Please stay on topic. In that court ruling there is no mention about the fact that foreign RoC should not be treated as such by CRA anyway. I verified with CRA and they confirmed to me that foreign RoC should be treated the same way as Canadian RoC, because this is simply return of invested capital. And as I said, Questrade already confirmed to me that they made a mistake.


----------



## andrewf (Mar 1, 2010)

No, that case is exactly what you asked about. 

Here is the ruling:



> [1] Hellmut Schmidt appeals the reassessment of his 2009 taxation year. The issue concerns the tax treatment of certain investment income received by the Appellant from RBC Dominion Securities Inc. (“RBC Dominion”).
> 
> [2] It is the Appellant’s position that the investment income consists of income, taxable capital gains and a return of capital.
> 
> ...


----------



## andrewf (Mar 1, 2010)

I will also point out that nothing CRA or Questrade say is binding. What matters is the case law.


----------



## kreyszig (Jan 16, 2013)

The rulling basically says that one has to stick to the amounts reported on the tax slips and cannot get the information from the web, it has nothing to do with the fact that foreign RoCs should not be considered the same way as Canadian RoCs... What this person should have done is to get his tax slip amended by his broker.


----------



## Charlie (May 20, 2011)

changing the T5 should be easy. adjusting the withholding will be hard -- they've already sent that money to the gov't. Possibly that's the hold up.

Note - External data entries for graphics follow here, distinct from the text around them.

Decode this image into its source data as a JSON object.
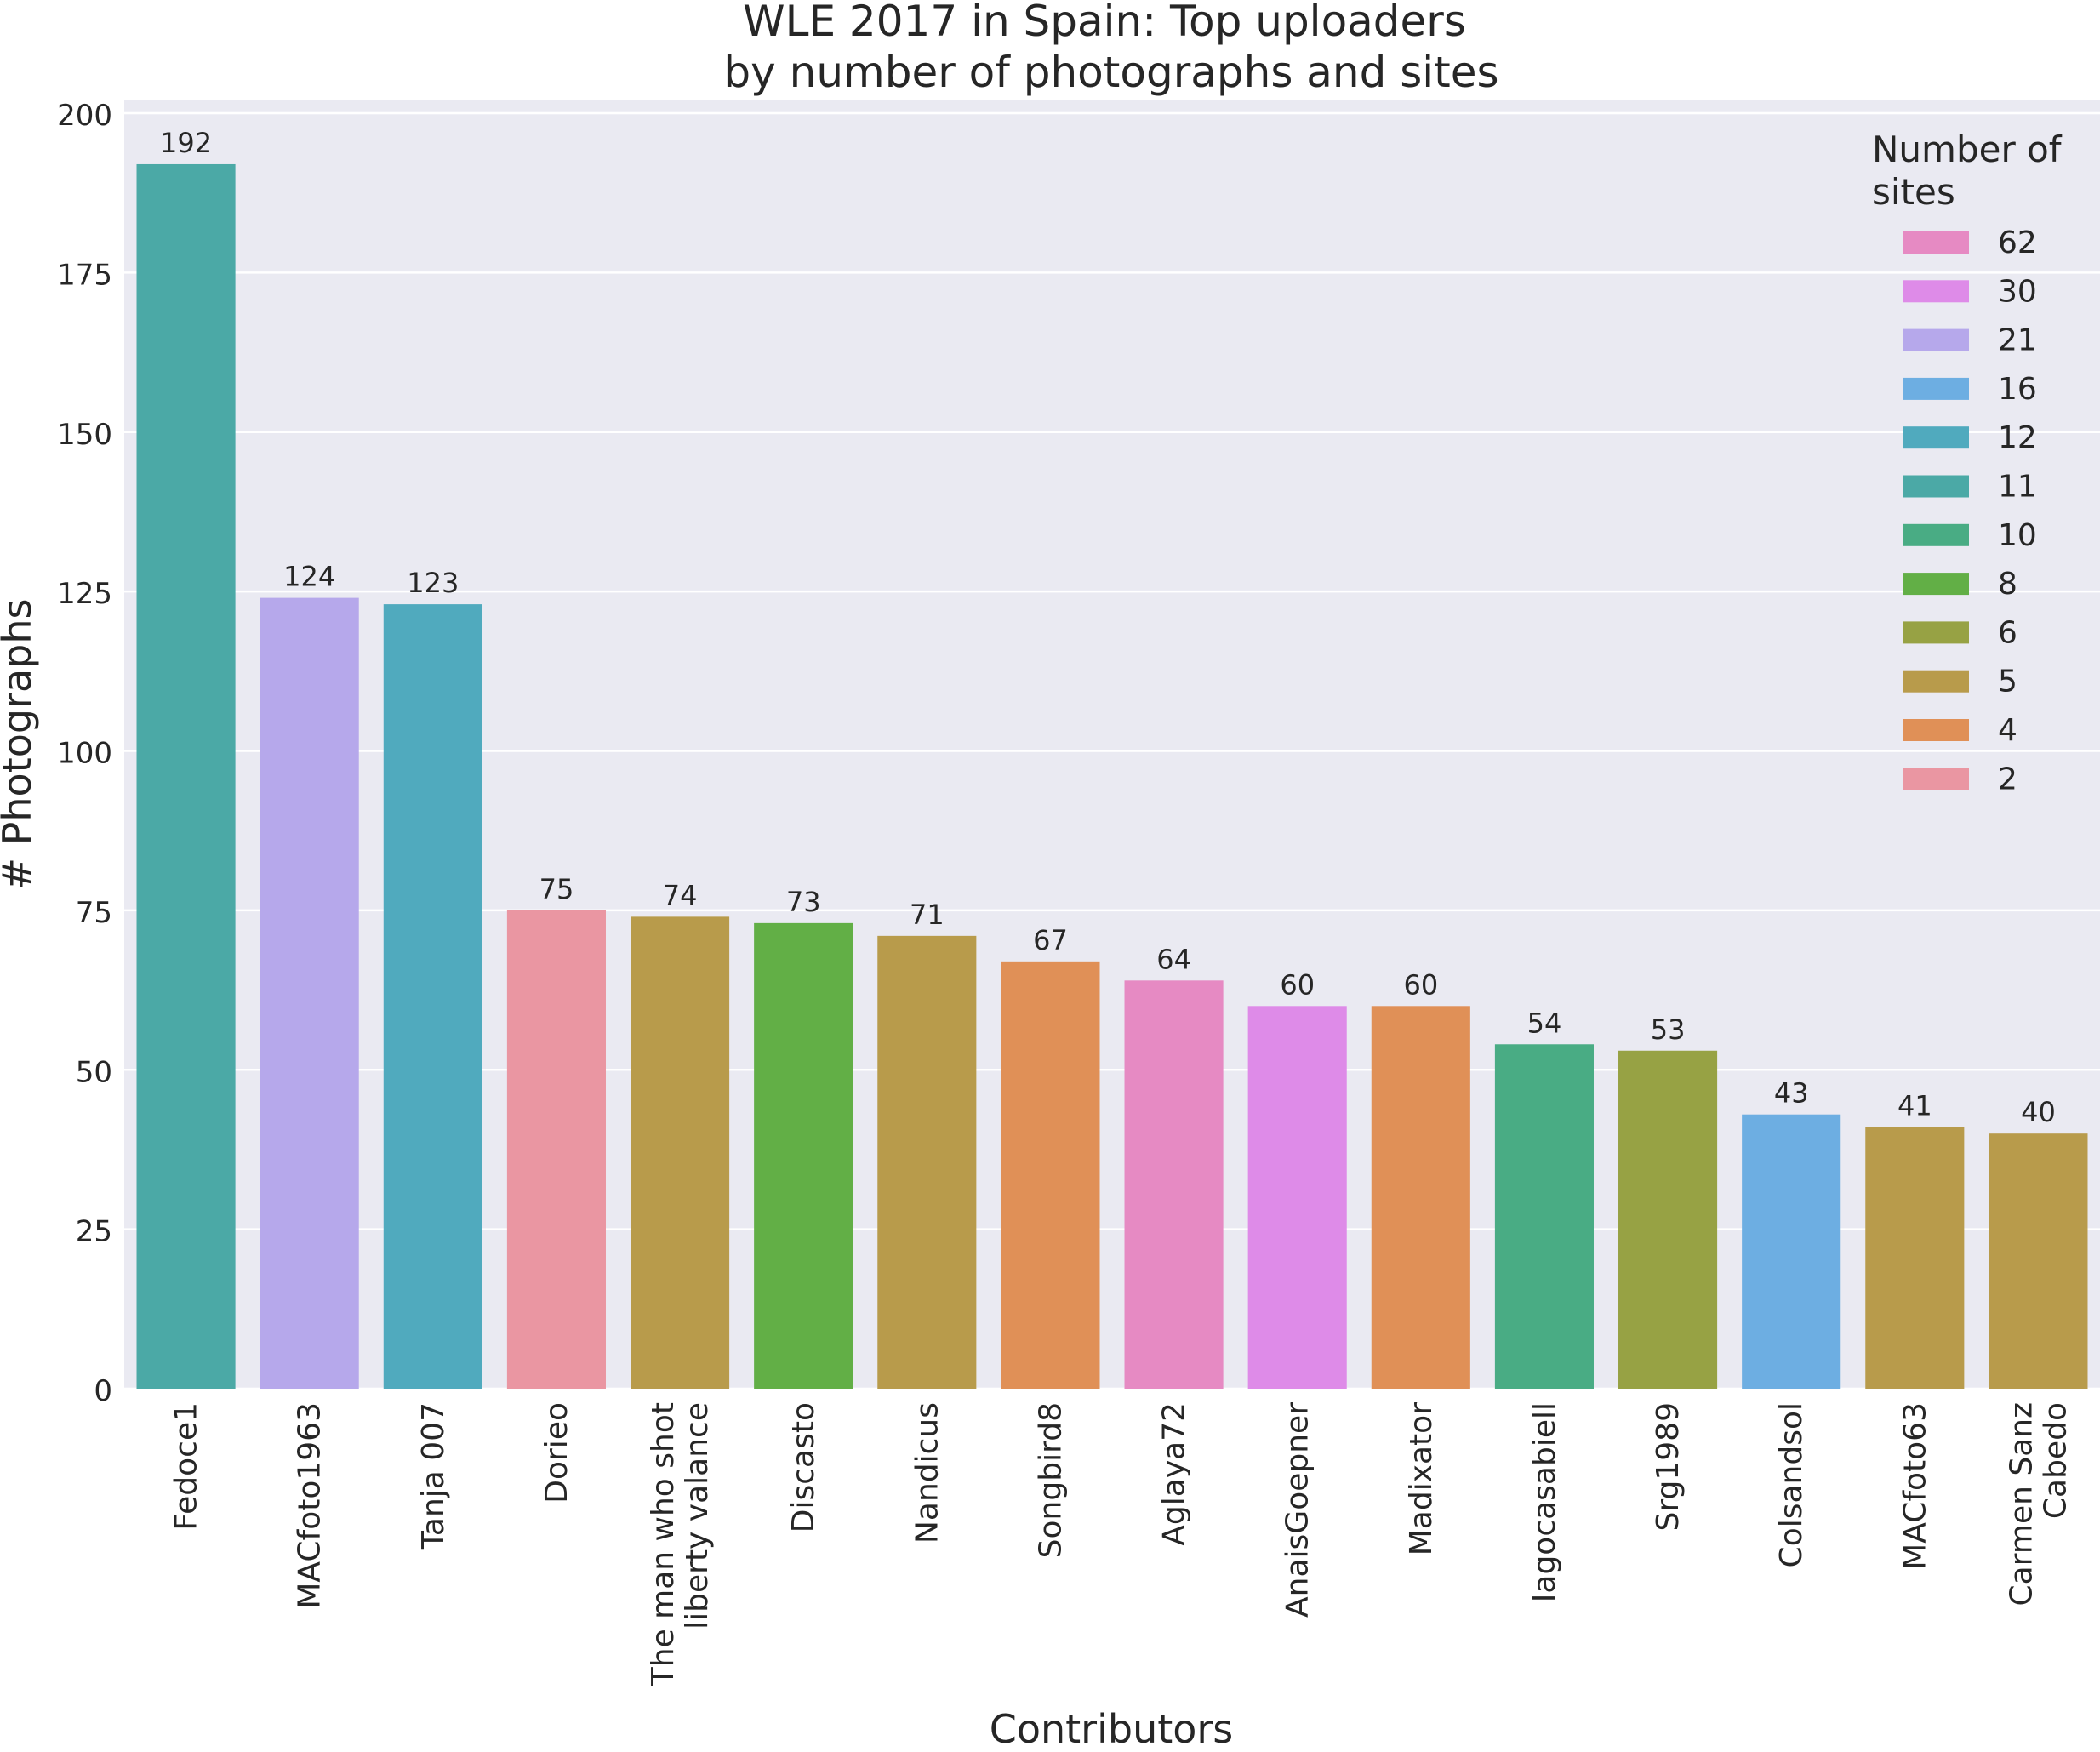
{
  "chart_data": {
    "type": "bar",
    "title_lines": [
      "WLE 2017 in Spain: Top uploaders",
      "by number of photographs and sites"
    ],
    "xlabel": "Contributors",
    "ylabel": "# Photographs",
    "ylim": [
      0,
      200
    ],
    "yticks": [
      0,
      25,
      50,
      75,
      100,
      125,
      150,
      175,
      200
    ],
    "grid": true,
    "legend": {
      "title_lines": [
        "Number of",
        "sites"
      ],
      "placement": "top-right",
      "entries": [
        {
          "label": "62",
          "color": "#E68AC3"
        },
        {
          "label": "30",
          "color": "#DE8BE8"
        },
        {
          "label": "21",
          "color": "#B6A8EB"
        },
        {
          "label": "16",
          "color": "#6DAEE2"
        },
        {
          "label": "12",
          "color": "#50AABE"
        },
        {
          "label": "11",
          "color": "#4BA9A6"
        },
        {
          "label": "10",
          "color": "#49AC84"
        },
        {
          "label": "8",
          "color": "#62AF46"
        },
        {
          "label": "6",
          "color": "#97A244"
        },
        {
          "label": "5",
          "color": "#B89B4B"
        },
        {
          "label": "4",
          "color": "#E09057"
        },
        {
          "label": "2",
          "color": "#EA96A2"
        }
      ]
    },
    "bars": [
      {
        "label_lines": [
          "Fedoce1"
        ],
        "value": 192,
        "color": "#4BA9A6"
      },
      {
        "label_lines": [
          "MACfoto1963"
        ],
        "value": 124,
        "color": "#B6A8EB"
      },
      {
        "label_lines": [
          "Tanja 007"
        ],
        "value": 123,
        "color": "#50AABE"
      },
      {
        "label_lines": [
          "Dorieo"
        ],
        "value": 75,
        "color": "#EA96A2"
      },
      {
        "label_lines": [
          "The man who shot",
          "liberty valance"
        ],
        "value": 74,
        "color": "#B89B4B"
      },
      {
        "label_lines": [
          "Discasto"
        ],
        "value": 73,
        "color": "#62AF46"
      },
      {
        "label_lines": [
          "Nandicus"
        ],
        "value": 71,
        "color": "#B89B4B"
      },
      {
        "label_lines": [
          "Songbird8"
        ],
        "value": 67,
        "color": "#E09057"
      },
      {
        "label_lines": [
          "Aglaya72"
        ],
        "value": 64,
        "color": "#E68AC3"
      },
      {
        "label_lines": [
          "AnaisGoepner"
        ],
        "value": 60,
        "color": "#DE8BE8"
      },
      {
        "label_lines": [
          "Madixator"
        ],
        "value": 60,
        "color": "#E09057"
      },
      {
        "label_lines": [
          "Iagocasabiell"
        ],
        "value": 54,
        "color": "#49AC84"
      },
      {
        "label_lines": [
          "Srg1989"
        ],
        "value": 53,
        "color": "#97A244"
      },
      {
        "label_lines": [
          "Colsandsol"
        ],
        "value": 43,
        "color": "#6DAEE2"
      },
      {
        "label_lines": [
          "MACfoto63"
        ],
        "value": 41,
        "color": "#B89B4B"
      },
      {
        "label_lines": [
          "Carmen Sanz",
          "Cabedo"
        ],
        "value": 40,
        "color": "#B89B4B"
      }
    ]
  }
}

You should call again and have a person to talk to and see if they'll give you date for the new slip. If they can't hit April 30 you'll have to file with what you have and amend later.

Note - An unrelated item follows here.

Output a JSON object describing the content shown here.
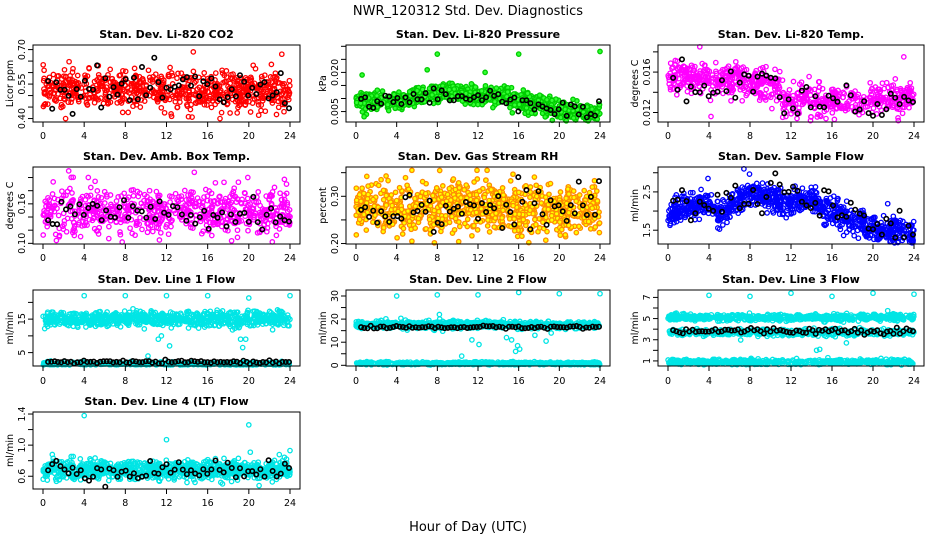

But from what you've posted it seems they've agreed to amend (unless the person you spoke with gets overruled by someone more senior). Good luck.


----------



## andrewf (Mar 1, 2010)

Good luck and let us know whether you get the revised T5. This is definitely not standard procedure for Questrade, so I would not be surprised if it gets held up for a while.


----------



## kreyszig (Jan 16, 2013)

So I had not given an update regarding this. Questrade gave me a T5 special, with the proper information about withholding tax, i.e. with no withholding tax for return of capital. I then used this information to fill my tax report. So Questrade can handle withholding taxes on RoC properly.


----------



## andrewf (Mar 1, 2010)

Did they make any comment about doing this in the future? Will you have to make the same request every year?


----------